Ende Juni wurde ein Darlehen von 350 Millionen Euro aufgenommen, damit die Gehälter und Pensionen der Staatsbeamten bezahlt werden konnten. „Doch wir wurden darüber nur durch Zufall in der Budget-Kommission in Kenntnis gesetzt“, so Roth. Deshalb fordert der CSV-Abgeordnete einen „Kassensturz im September“, damit die Bürger erfahren, wie es um die Staatskassen steht.
Carpe-Diem-Regierung
Von der außenpolitischen Arbeit der Regierung ist man bei der CSV auch nicht überzeugt. Die wiederkehrenden Grenzschließungen haben laut Léon Gloden bewiesen, dass „diese Regierung keinen Einfluss auf der europäischen Ebene hat“. Darüber hinaus sei die für die Großregion zuständige Ministerin Corinne Cahen (DP) in diesem Dossier vollkommen abwesend gewesen.

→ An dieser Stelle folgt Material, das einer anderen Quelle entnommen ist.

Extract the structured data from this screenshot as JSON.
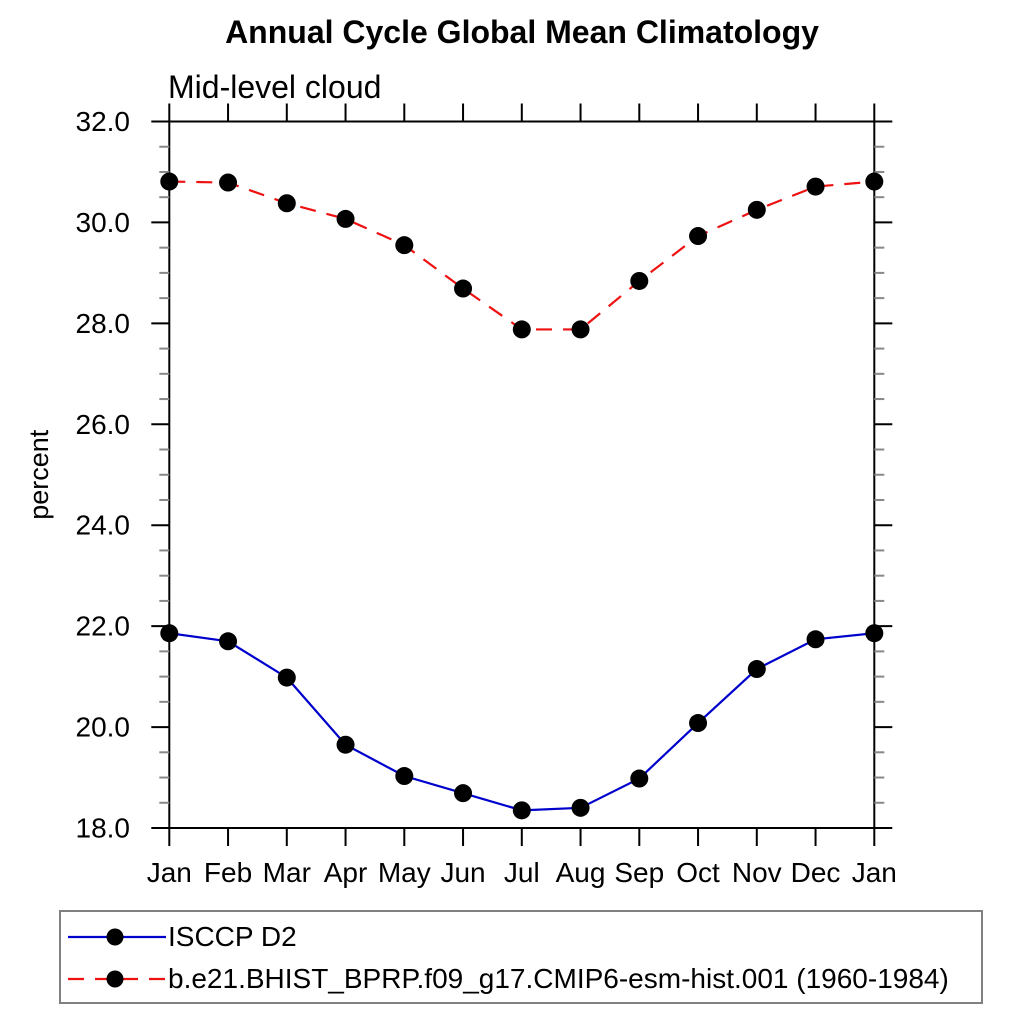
{
  "chart_data": {
    "type": "line",
    "title": "Annual Cycle Global Mean Climatology",
    "subtitle": "Mid-level cloud",
    "ylabel": "percent",
    "x_categories": [
      "Jan",
      "Feb",
      "Mar",
      "Apr",
      "May",
      "Jun",
      "Jul",
      "Aug",
      "Sep",
      "Oct",
      "Nov",
      "Dec",
      "Jan"
    ],
    "ylim": [
      18.0,
      32.0
    ],
    "ytick_step": 2.0,
    "ytick_minor_step": 0.5,
    "ytick_labels": [
      "18.0",
      "20.0",
      "22.0",
      "24.0",
      "26.0",
      "28.0",
      "30.0",
      "32.0"
    ],
    "grid": false,
    "axis_color": "#000000",
    "minor_tick_color": "#888888",
    "legend": {
      "position": "bottom-left",
      "border_color": "#808080"
    },
    "series": [
      {
        "name": "ISCCP D2",
        "color": "#0000cc",
        "line_style": "solid",
        "marker": "circle",
        "marker_color": "#000000",
        "values": [
          21.86,
          21.7,
          20.98,
          19.65,
          19.03,
          18.69,
          18.35,
          18.4,
          18.98,
          20.08,
          21.15,
          21.74,
          21.86
        ]
      },
      {
        "name": "b.e21.BHIST_BPRP.f09_g17.CMIP6-esm-hist.001 (1960-1984)",
        "color": "#ee1111",
        "line_style": "dashed",
        "marker": "circle",
        "marker_color": "#000000",
        "values": [
          30.81,
          30.79,
          30.38,
          30.07,
          29.55,
          28.69,
          27.88,
          27.88,
          28.84,
          29.73,
          30.25,
          30.71,
          30.81
        ]
      }
    ]
  }
}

Gloden hat auch das Gefühl, dass Minister sich an den Diskussionen in der Abgeordnetenkammer nicht beteiligen würden. „Die Minister schlafen lieber in der Chamber, um dann am nächsten Tag erholt vor den Mikrofonen auftreten zu können“, so seine Kritik.
Des Weiteren seien viele Mängel, die der damaligen CSV-Regierung vorgeworfen wurden, nicht besser geworden. „Der bürokratische Aufwand bei den Bebauungspläne wurde immer noch nicht reduziert“, so Gloden. Darüber hinaus macht sich der Abgeordnete Sorgen wegen der „Langsamkeit“, mit der die Regierung auf die Wirtschaftskrise reagiert: „Wir müssen jetzt die Rahmenbedingungen setzen, nicht erst im Herbst, dann ist es zu spät.“
Bei allen Rednern kam immer wieder die Wortneuschöpfung einer „Carpe-Diem-Regierung“ auf. Damit wolle man als CSV aufzeigen, dass „die Regierung in den Tag hinein lebt“, und nur auf die Probleme reagiere. Léon Gloden forderte in diesem Zusammenhang mehr Perspektiven und Weitsicht von der Exekutive.